The pursuit of clean drinking water and treated sewage: helping refugees in Thailand and residents in Honduras
By Denise Brehm
Civil & Environmental Engineering
Many graduate students in the environmental and water quality engineering track of the Civil and Environmental Engineering M.Eng. program spend IAP in the developing world conducting research that improves systems essential to good health: drinking water and sewage.
This year, students from two of those teams are keeping blogs so that other members of the MIT community can participate in the work vicariously. Katherine (Kat) Vater will report from the Mae La refugee camp in Thailand, and Anne Mikelonis writes from Las Vegas, Honduras.
Clean water for all
Three grad students in the program—Mary Harding, Navid Rahimi and Vater—are working in the Mae La refugee camp in Thailand this month to evaluate and improve the camp’s drinking water distribution system.
One of several refugee camps in Thailand that have existed for more than 20 years on the Thai-Burmese border, Mae La is home to about 20,000 Burmese from the Karen mountain tribe who fled their homeland to avoid violent persecution. Other camps house refugees from the Karenni and Mon peoples. With no rights or recognition outside the camps and facing the possibility of death if they return to Burma/Myanmar, the refugees are wholly dependent on international aid for their subsistence. (Because the U.S. and many other governments do not recognize the name change, the country is often still referred to as Burma or as Burma/Myanmar.)
Drinking water for the residents of Mae La comes primarily from two locations in a nearby river and 13 natural springs. Almost all of this water is chlorinated at storage tanks before being distributed through 152 taps turned on in three-hour periods twice daily when residents fill containers for household use. Refugees also have access to non-drinkable water (contaminated by heavy metals), which is available through 17 borehole wells with hand pumps and 63 rope-pump wells.
Following a persistent cholera outbreak in the camp, tests performed in 2007 on the treated water showed adequate chlorination at the distribution point, but tests on water from these same sources stored in household containers revealed low chlorine levels and prominent bacteria contamination.

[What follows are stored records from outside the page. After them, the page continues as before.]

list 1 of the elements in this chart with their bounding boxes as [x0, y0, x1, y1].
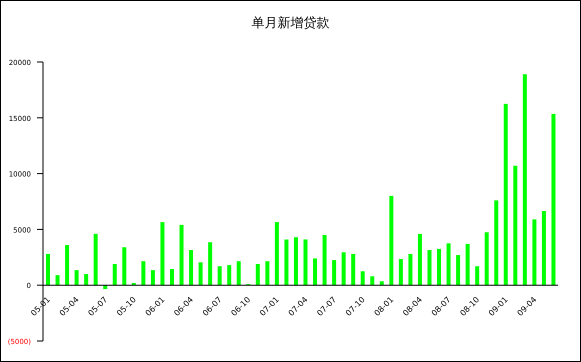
- chart-title: 单月新增贷款: [250, 15, 330, 32]
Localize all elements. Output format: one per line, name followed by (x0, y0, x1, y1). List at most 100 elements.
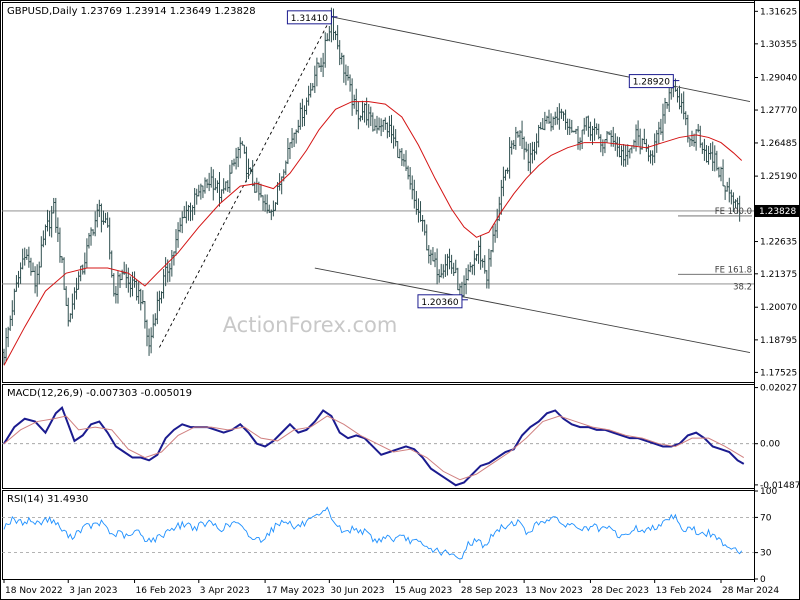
ohlc-bar (164, 257, 167, 287)
ohlc-bar (185, 201, 188, 224)
ohlc-bar (292, 132, 296, 148)
ohlc-bar (570, 119, 573, 133)
ohlc-bar (709, 143, 712, 160)
ohlc-bar (560, 108, 563, 119)
ohlc-bar (261, 195, 265, 211)
x-tick-label: 3 Apr 2023 (200, 586, 250, 596)
ohlc-bar (487, 248, 491, 289)
ohlc-bar (423, 219, 426, 236)
ohlc-bar (413, 179, 416, 209)
price-horizontal-lines (2, 210, 754, 285)
price-y-tick-label: 1.18795 (760, 336, 797, 346)
ohlc-bar (336, 25, 339, 50)
ohlc-bar (545, 115, 549, 124)
ohlc-bar (661, 103, 665, 141)
ohlc-bar (533, 141, 536, 161)
ohlc-bar (483, 255, 486, 274)
ohlc-bar (290, 128, 294, 149)
ohlc-bar (321, 52, 325, 78)
ohlc-bar (529, 142, 532, 174)
ohlc-bar (525, 141, 528, 153)
ohlc-bar (471, 264, 474, 275)
ohlc-bar (158, 290, 161, 312)
ohlc-bar (56, 217, 60, 242)
ohlc-bar (688, 137, 692, 148)
ohlc-bar (297, 119, 300, 134)
macd-signal-line (3, 415, 745, 481)
ohlc-bar (152, 314, 155, 339)
ohlc-bar (210, 166, 213, 188)
ohlc-bar (400, 148, 404, 166)
ohlc-bar (344, 64, 348, 86)
ohlc-bar (108, 217, 111, 260)
ohlc-bar (535, 133, 538, 155)
ohlc-bar (29, 257, 33, 276)
ohlc-bar (595, 123, 598, 135)
ohlc-bar (645, 138, 648, 152)
ohlc-bar (427, 245, 431, 264)
ohlc-bar (212, 169, 215, 201)
ohlc-bar (607, 131, 611, 136)
ohlc-bar (201, 185, 205, 199)
ohlc-bar (239, 137, 242, 159)
ohlc-bar (481, 258, 484, 268)
ohlc-bar (628, 148, 632, 159)
ohlc-bar (566, 118, 569, 135)
ohlc-bar (404, 150, 408, 172)
ohlc-bar (388, 115, 391, 137)
ohlc-bar (632, 139, 636, 149)
ohlc-bar (79, 265, 82, 282)
ohlc-bar (118, 273, 122, 288)
ohlc-bar (19, 262, 22, 284)
price-y-tick-label: 1.29040 (760, 74, 797, 84)
price-annotations: 1.31410 1.28920 1.20360 (286, 10, 680, 309)
ohlc-bar (25, 249, 28, 260)
ohlc-bar (437, 269, 441, 283)
ohlc-bar (694, 129, 698, 151)
price-y-tick-label: 1.27770 (760, 106, 797, 116)
ohlc-bar (274, 202, 277, 211)
ohlc-bar (89, 227, 93, 246)
macd-panel-frame (2, 384, 755, 489)
ohlc-bar (35, 264, 39, 297)
x-tick-label: 28 Mar 2024 (722, 586, 779, 596)
dashed-trend-line (159, 16, 332, 348)
ohlc-bar (699, 125, 702, 148)
ohlc-bar (62, 257, 66, 290)
ohlc-bar (663, 97, 667, 124)
ohlc-bar (659, 118, 663, 135)
ohlc-bar (272, 200, 275, 217)
x-tick-label: 17 May 2023 (266, 586, 325, 596)
ohlc-bar (268, 204, 271, 213)
ohlc-bar (653, 133, 656, 164)
ohlc-bar (125, 264, 128, 289)
ohlc-bar (334, 30, 337, 41)
ohlc-bar (419, 201, 422, 222)
ohlc-bar (263, 194, 267, 212)
ohlc-bar (504, 169, 507, 181)
x-axis: 18 Nov 2022 3 Jan 2023 16 Feb 2023 3 Apr 20… (3, 579, 779, 596)
ohlc-bar (110, 250, 113, 278)
ohlc-bar (408, 167, 412, 190)
ohlc-bar (541, 118, 544, 130)
ohlc-bar (87, 232, 91, 249)
ohlc-bar (2, 348, 6, 365)
ohlc-bar (574, 128, 578, 134)
ohlc-bar (624, 144, 627, 167)
ohlc-bar (143, 301, 147, 329)
price-y-tick-label: 1.22635 (760, 238, 797, 248)
macd-line (3, 405, 745, 487)
ohlc-bar (450, 254, 453, 274)
price-panel-header: GBPUSD,Daily 1.23769 1.23914 1.23649 1.2… (7, 6, 256, 17)
ohlc-bar (396, 141, 399, 159)
level-label: 38.2 (733, 282, 752, 292)
price-trend-lines (159, 16, 751, 353)
x-tick-label: 30 Jun 2023 (330, 586, 384, 596)
ohlc-bar (311, 83, 314, 91)
ohlc-bar (603, 139, 607, 154)
ohlc-bar (500, 179, 503, 215)
ohlc-bar (587, 115, 590, 137)
ohlc-bar (614, 133, 617, 151)
price-candles (2, 7, 741, 365)
ohlc-bar (60, 256, 64, 264)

The MIT team will focus its efforts on the spring water sources for Mae La, with the goal of improving overall quality through better water treatment processes and possible redesign of the distribution systems. Using the information they gather, Harding, Rahimi and Vater will continue their work at MIT this spring and present their final report to the client, Aide Medicale Internationale (AMI), in May. Each will also write a master’s thesis based on his/her aspect of the research project.
The changes recommend by the team, if implemented by AMI, could greatly benefit the people at Mae La, many of whom have spent their entire lives in the camp. More than 100,000 people live in similar camps, and another 200,000 to 400,000 people are scattered along the border outside the camps.
Recent massive resettlement of refugees in the United States and other countries may have reduced those numbers somewhat, but refugees continue to pour across the Burmese border to escape violence in the country that now calls itself Myanmar. For refugees new to Mae La and for those who choose not to resettle in a foreign land, improved drinking water in the camp will make life a little easier.
A second MIT team—Matt Hodge and Mikelonis—is in the Central American city of Las Vegas, Honduras, this month, evaluating the town’s wastewater treatment facility. Las Vegas is a city of about 17,000 people on Lake Yojoa, which lies just south of San Pedro Sula. As the largest lake in Honduras, Lake Yojoa is one of the country’s most popular tourist destinations and is known worldwide for its fishing and the diversity of birds and plant life living in the surrounding area.
Hodge and Mikelonis will inspect and make recommendations for improving the Las Vegas wastewater treatment facility, which was built in 1992 and has received no significant maintenance in its 15 years of operation. The system, to which about 30 percent of the city’s population is connected, collects wastewater in open culverts that flow to two Imhoff tanks. Suspended solids settle out in the upper portions of the tanks, and the resulting sludge is collected and digested in the lower portions. As the tanks and treatment system have aged and fallen into disrepair, sludge has not been removed, resulting in poor treatment of the wastewater before it is discharged into Raices Creek, which empties into Lake Yojoa. Similar conditions afflict many other wastewater treatment systems throughout Latin America.
The city’s planned expansion of its sewer system should be completed this month. One of the goals of the MIT team is to evaluate the adequacy of the existing tanks to handle the increased loading. Another goal is to assess the advantages of including an additional water treatment, called Chemically Enhanced Primary Treatment (CEPT), to the present system to see if it might be added to the expansion at a later date. CEPT uses metallic salts such as ferric chloride to enhance the removal of solids from the water, which increases the efficiency of treatment, and hence allows greater flow rates.